How does one derive this formula $\zeta(-n) =\frac{B_{n+1}}{n+1}$?

Question

$$\zeta(-n) =-\frac{B_{n+1}}{n+1}$$

What is the motivation or the derivation of this formula?

Answer 1

Use the integral

$$(e^{2\pi i s}-1)\zeta(s)\Gamma(s) = \int_C B(t)t^s\frac{dt}{t}$$

where $C$ is the keyhole contour and $B(t) = \frac{e^{-t}}{1-e^{-t}}$ is the exponential generating function of the Bernoulli numbers. This integral gives the analytic continuation of the Riemann zeta function. At negative integers, the two cuts of the contour collapse and you get a simple circular contour around the origin, which picks up the coefficients of $B(t)$ by the residue theorem.
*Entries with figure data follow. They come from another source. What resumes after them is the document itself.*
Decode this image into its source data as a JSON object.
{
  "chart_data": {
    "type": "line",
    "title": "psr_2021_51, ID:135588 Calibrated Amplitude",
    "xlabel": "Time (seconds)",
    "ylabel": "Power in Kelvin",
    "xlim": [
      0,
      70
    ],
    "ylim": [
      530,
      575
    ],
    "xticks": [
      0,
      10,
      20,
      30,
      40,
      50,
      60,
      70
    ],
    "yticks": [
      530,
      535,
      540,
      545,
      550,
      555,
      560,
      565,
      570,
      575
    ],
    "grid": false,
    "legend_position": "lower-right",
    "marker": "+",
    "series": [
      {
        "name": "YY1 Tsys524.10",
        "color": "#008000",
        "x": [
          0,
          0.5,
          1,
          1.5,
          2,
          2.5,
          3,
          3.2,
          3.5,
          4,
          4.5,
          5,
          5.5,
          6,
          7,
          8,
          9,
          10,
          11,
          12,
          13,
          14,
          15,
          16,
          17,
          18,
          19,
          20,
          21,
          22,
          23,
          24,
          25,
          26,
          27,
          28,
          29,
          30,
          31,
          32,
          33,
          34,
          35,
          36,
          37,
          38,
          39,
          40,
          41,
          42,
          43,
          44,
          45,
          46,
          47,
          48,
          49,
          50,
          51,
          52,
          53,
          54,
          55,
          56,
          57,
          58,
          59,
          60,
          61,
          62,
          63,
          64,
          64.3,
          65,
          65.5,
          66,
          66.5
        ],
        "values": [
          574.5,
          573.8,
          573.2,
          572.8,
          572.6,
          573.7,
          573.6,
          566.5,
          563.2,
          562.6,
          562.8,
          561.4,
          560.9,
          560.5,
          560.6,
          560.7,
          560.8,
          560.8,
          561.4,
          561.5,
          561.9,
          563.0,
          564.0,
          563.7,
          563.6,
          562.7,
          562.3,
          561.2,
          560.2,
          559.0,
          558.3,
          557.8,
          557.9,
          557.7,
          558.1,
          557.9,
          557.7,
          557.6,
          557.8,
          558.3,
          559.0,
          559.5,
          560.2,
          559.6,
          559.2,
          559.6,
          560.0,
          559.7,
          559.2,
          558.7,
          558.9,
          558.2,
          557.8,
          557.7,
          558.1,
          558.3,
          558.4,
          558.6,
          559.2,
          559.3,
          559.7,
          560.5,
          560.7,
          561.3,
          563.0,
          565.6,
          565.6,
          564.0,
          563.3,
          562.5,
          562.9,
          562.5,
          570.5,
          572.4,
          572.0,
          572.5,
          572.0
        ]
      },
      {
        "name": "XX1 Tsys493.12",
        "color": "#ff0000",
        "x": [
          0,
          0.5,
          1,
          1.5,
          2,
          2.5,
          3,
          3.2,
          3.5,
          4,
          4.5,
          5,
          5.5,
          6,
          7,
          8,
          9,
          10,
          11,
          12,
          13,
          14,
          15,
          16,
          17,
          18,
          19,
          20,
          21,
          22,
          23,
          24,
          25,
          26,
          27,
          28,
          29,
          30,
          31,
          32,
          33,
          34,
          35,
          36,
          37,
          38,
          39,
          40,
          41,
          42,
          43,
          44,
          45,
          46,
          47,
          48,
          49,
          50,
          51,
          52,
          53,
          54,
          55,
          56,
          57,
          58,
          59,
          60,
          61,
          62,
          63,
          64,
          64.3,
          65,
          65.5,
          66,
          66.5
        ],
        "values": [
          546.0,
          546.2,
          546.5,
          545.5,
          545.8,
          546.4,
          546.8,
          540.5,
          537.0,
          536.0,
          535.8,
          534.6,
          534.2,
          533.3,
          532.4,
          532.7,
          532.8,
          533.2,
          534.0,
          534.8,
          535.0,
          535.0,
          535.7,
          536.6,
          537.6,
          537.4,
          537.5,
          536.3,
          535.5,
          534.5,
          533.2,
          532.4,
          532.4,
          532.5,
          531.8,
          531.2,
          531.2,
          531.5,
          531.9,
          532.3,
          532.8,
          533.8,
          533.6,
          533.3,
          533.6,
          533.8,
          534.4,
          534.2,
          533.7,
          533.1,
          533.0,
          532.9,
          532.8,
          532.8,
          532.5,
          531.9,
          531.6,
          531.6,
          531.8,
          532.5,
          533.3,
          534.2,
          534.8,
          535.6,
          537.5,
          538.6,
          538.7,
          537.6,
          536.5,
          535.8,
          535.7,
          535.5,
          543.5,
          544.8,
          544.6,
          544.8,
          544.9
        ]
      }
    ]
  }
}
This formula is important because it expresses the zeta function as the Mellin transform of the so-called Bernoulli distribution. By "normalizing" the Bernoulli distribution at a prime $p$, one gets a $p$-adic distribution whose $p$-adic Mellin transform is the $p$-adic Riemann zeta function constructed by Kubota and Leopoldt.

Answer 2

Use the functional equation $$\zeta(-s) = -\dfrac{\sin(\pi s/2)}{2^s \pi^{s+1}} \Gamma(1+s) \zeta(1+s)$$ From the function equation, you have $$\zeta(-n) = -\dfrac{B_{n+1}}{n+1}$$ It is worth noting that if $n$ is even, then $\zeta(-n) = 0$.